In deze zaak heeft Tramhuis Vastgoed B.V. een vordering ingesteld tegen [gedaagde] voor de betaling van jaarrekeningen voor geleverde energie, specifiek elektriciteit en gas, voor de jaren 2021 en 2022. De totale vordering bedraagt € 10.324,48. Tramhuis Vastgoed stelt dat [gedaagde] als huurder van het bedrijfspand aan [adres 1] verantwoordelijk is voor deze kosten. Echter, [gedaagde] betwist deze vordering en stelt dat zij in de betreffende jaren geen huurder was van het pand en dat zij geen gas heeft afgenomen. Tevens heeft [gedaagde] een eigen energiecontract voor het bedrijfspand aan [adres 2].
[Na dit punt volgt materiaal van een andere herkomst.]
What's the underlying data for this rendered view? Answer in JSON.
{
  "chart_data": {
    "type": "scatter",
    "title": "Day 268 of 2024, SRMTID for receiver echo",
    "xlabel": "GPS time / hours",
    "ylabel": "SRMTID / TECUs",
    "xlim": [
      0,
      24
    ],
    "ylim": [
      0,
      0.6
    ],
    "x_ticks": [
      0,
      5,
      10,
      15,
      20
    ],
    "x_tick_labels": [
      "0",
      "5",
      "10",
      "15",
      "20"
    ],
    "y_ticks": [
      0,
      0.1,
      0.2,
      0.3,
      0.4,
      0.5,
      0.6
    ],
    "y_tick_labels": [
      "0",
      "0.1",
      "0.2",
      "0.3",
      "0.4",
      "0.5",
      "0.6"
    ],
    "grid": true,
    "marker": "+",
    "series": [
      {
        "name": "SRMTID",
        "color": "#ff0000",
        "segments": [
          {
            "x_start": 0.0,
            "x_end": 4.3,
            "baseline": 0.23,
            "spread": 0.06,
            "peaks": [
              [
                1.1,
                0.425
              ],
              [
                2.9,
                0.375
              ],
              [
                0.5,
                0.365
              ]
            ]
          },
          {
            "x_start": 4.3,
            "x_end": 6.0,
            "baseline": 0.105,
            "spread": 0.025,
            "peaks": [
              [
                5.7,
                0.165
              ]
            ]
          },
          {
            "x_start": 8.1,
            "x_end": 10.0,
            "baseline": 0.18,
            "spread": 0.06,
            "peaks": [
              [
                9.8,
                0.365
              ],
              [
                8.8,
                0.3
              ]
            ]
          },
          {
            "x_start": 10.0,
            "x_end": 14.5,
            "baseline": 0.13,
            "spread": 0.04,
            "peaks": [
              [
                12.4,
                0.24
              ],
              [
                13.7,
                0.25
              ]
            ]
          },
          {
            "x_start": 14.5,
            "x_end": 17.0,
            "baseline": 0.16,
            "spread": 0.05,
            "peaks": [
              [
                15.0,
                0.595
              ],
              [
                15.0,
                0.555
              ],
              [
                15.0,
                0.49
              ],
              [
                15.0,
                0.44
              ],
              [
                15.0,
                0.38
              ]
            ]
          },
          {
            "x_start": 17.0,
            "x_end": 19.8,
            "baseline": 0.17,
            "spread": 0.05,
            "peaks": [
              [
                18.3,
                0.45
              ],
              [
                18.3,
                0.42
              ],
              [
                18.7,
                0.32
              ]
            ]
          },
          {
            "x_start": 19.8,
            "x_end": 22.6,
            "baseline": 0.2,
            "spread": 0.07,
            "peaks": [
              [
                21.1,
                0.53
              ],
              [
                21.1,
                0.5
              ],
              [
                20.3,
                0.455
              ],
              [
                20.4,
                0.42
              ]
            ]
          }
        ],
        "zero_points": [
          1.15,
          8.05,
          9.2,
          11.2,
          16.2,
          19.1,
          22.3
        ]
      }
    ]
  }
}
Tijdens de zitting op 8 april 2025 is vastgesteld dat [gedaagde] niet op het adres [adres 1] is gevestigd, maar op [adres 2]. Tramhuis Vastgoed heeft niet kunnen aantonen dat het elektriciteitsverbruik voor [adres 1] door [gedaagde] moet worden voldaan. De kantonrechter heeft Tramhuis Vastgoed de gelegenheid gegeven om nader onderzoek te doen naar het gasverbruik, maar de eigenaar van het pand is niet verschenen om inlichtingen te geven. Hierdoor heeft Tramhuis Vastgoed niet voldoende onderbouwd dat [gedaagde] verantwoordelijk is voor de kosten.
De kantonrechter heeft de vordering van Tramhuis Vastgoed afgewezen en geoordeeld dat de proceskosten voor rekening van Tramhuis Vastgoed komen, omdat zij ongelijk heeft gekregen. De kosten zijn begroot op € 50,00 aan onkosten voor [gedaagde]. De beslissing is genomen door mr. F. Aukema-Hartog en in het openbaar uitgesproken op 15 augustus 2025.